Dans un dernier article, Sylvie Sagnes propose une réflexion inattendue mais fort intéressante en faisant état des liens établis par certains entre patronyme, patrie et patrimoine. Elle développe une analyse prenant pour objet les discours et entreprises de quelques défenseurs du « patrimoine patronymique » français, qui s’inquiètent de l’éventuel déclin des patronymes découlant de la baisse de la fécondité combinée à la non-transmission du nom des mères. Derrière les mathématiques des noms des défenseurs de ce patrimoine, l’auteure débusque quelques « crispations conservatrices et réactionnaires » qui feraient écho à l’enrichissement du paysage patronymique français, dans lequel les N’Guyen sont désormais plus nombreux que les Lebreton et où les Diawara ont supplanté les Labbé, pour ne nommer que ceux-là.

Les articles du recueil sont dans l’ensemble intéressants, à plus forte raison qu’ils font la lumière sur des questions encore peu explorées par l’anthropologie en regard de nos sociétés. La plupart demeurent toutefois étroitement collés à leurs terrains et objets et donc aussi plutôt descriptifs. Selon le point de vue, on y verra tantôt une force, tantôt une faiblesse. Le choix de s’en tenir essentiellement au contexte franco-québécois (à une exception près), s’il permet de faire ressortir la singularité de chacune des régions étudiées, limite aussi le travail d’élaboration théorique, qui aurait pu prendre la forme d’une synthèse portant plus largement sur les contextes « occidentaux contemporains », comme le suggère le titre de l’ouvrage. La collection de textes permet cependant tout de même aux directrices de la publication de faire une intéressante synthèse (en introduction) de la littérature portant sur le sujet, plus particulièrement en regard des situations coloniales.

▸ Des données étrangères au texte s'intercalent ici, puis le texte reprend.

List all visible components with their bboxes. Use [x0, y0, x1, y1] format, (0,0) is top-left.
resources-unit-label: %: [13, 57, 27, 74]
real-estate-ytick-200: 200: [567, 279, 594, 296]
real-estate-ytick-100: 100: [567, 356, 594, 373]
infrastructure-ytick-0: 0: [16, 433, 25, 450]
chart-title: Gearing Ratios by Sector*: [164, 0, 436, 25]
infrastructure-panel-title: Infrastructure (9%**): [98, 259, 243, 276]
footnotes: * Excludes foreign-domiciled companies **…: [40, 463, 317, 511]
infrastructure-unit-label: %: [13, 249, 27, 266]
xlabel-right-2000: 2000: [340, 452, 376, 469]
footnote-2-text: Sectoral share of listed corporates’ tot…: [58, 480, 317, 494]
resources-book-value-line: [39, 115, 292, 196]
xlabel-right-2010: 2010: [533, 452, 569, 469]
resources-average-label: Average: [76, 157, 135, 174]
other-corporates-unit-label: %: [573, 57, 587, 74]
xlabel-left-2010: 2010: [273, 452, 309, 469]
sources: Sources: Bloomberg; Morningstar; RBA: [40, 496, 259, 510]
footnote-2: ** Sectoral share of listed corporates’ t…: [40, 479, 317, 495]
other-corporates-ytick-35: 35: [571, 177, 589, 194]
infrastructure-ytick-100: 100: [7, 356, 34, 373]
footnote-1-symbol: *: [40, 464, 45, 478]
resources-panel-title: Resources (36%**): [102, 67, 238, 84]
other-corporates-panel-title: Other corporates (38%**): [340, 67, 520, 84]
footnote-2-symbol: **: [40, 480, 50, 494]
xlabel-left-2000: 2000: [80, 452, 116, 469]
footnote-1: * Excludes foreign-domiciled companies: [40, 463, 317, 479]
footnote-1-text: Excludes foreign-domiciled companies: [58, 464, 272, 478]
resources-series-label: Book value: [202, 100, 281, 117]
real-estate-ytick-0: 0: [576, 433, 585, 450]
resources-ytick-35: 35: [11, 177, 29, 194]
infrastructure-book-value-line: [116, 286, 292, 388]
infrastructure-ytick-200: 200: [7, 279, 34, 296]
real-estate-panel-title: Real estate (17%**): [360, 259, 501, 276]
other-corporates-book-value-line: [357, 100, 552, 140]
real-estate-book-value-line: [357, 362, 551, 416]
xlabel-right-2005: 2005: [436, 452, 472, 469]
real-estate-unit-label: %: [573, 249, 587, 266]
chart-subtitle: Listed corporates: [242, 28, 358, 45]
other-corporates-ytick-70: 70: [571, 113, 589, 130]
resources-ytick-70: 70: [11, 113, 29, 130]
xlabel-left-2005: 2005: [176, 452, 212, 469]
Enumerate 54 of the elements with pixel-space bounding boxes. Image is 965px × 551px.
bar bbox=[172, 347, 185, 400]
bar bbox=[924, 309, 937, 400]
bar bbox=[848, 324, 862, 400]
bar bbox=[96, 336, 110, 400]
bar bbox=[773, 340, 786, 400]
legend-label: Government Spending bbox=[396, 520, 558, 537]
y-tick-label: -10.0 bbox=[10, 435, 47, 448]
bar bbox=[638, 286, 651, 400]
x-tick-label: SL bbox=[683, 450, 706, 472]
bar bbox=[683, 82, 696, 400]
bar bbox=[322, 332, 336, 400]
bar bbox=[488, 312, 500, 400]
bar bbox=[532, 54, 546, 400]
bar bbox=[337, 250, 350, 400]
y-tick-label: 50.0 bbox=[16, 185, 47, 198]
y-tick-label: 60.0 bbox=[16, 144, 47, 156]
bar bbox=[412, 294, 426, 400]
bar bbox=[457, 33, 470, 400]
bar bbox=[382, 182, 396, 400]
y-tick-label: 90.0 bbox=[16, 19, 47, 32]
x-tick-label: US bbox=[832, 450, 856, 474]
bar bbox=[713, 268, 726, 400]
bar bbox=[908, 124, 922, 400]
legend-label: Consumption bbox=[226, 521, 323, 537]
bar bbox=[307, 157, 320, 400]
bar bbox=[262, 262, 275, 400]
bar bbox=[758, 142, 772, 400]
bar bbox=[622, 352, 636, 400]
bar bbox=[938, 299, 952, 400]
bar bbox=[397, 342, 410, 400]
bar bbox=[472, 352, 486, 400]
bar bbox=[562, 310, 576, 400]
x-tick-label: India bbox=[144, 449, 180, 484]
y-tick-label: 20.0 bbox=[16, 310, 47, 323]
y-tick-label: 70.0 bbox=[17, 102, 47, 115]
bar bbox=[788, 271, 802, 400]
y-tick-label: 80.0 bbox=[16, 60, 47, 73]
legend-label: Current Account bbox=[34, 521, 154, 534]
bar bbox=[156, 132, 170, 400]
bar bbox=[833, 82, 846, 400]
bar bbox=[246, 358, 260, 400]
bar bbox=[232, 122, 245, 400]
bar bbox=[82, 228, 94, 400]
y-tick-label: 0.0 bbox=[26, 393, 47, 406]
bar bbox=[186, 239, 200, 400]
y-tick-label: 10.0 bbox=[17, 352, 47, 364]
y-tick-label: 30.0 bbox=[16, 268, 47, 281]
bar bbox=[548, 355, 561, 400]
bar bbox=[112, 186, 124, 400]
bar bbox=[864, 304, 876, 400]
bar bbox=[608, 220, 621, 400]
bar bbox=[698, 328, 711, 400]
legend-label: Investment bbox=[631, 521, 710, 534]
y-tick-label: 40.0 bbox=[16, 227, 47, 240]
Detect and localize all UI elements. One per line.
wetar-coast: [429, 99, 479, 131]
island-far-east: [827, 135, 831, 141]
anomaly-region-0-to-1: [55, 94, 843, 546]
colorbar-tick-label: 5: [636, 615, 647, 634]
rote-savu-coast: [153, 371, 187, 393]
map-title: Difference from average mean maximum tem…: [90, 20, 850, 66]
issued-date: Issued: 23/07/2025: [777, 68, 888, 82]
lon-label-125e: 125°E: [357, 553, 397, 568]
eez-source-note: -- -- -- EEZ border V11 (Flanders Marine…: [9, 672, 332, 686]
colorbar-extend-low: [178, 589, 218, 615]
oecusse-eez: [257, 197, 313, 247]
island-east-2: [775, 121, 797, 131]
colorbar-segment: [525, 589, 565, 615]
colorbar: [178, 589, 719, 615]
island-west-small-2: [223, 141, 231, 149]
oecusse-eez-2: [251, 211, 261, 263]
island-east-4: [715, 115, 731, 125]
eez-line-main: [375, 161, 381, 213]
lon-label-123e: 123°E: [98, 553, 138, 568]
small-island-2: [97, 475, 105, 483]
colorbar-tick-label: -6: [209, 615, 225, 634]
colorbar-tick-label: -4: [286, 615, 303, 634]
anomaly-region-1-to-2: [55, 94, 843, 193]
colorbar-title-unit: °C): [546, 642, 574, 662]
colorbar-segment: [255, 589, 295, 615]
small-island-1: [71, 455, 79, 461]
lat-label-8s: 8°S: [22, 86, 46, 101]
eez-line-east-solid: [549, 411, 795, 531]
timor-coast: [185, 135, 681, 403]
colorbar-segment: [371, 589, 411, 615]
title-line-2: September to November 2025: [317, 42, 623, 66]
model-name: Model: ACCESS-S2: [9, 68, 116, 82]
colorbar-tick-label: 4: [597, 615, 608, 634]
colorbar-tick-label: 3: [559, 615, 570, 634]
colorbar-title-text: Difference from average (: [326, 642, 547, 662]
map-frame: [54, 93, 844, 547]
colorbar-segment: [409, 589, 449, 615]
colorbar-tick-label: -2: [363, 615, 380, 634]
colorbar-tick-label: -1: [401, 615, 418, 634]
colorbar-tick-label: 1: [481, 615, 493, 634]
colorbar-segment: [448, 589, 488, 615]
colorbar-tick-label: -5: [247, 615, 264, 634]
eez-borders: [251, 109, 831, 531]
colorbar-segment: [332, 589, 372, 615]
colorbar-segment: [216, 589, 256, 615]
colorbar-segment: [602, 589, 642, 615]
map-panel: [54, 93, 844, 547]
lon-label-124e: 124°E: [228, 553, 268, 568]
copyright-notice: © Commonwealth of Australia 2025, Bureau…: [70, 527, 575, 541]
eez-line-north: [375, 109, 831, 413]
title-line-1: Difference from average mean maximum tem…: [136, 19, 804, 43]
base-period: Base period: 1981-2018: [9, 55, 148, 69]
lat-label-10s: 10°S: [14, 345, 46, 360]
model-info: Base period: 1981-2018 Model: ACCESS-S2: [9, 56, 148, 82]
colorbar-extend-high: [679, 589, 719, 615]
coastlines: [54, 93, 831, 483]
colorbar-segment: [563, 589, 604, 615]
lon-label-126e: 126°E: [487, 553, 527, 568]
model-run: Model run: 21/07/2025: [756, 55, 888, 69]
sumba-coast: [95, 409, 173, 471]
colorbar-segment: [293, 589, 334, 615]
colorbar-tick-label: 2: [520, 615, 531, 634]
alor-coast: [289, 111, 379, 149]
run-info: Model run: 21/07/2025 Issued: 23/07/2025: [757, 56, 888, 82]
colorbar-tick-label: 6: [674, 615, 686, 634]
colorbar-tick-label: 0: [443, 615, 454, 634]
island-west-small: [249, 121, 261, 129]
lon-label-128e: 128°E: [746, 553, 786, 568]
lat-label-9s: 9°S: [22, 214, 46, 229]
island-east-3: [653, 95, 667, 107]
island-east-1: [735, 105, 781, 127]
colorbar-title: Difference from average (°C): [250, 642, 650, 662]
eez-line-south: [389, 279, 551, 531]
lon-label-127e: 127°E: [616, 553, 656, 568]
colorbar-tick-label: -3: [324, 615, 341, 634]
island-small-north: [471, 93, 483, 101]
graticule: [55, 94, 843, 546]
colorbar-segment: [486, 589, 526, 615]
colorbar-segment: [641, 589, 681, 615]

Elle est également l’occasion de dégager quelques tendances plus générales, allant notamment dans le sens d’un assouplissement des législations encadrant la dénomination des enfants, laquelle coïncide avec une volonté croissante de choisir le nom plus librement et d’y exprimer sa singularité. L’ouvrage contribue en outre à bien faire ressortir la richesse et l’intérêt des pratiques et usages entourant l’acte de nommer, lequel renvoie finalement toujours à la recherche d’un équilibre entre le besoin de singulariser et celui de marquer des appartenances.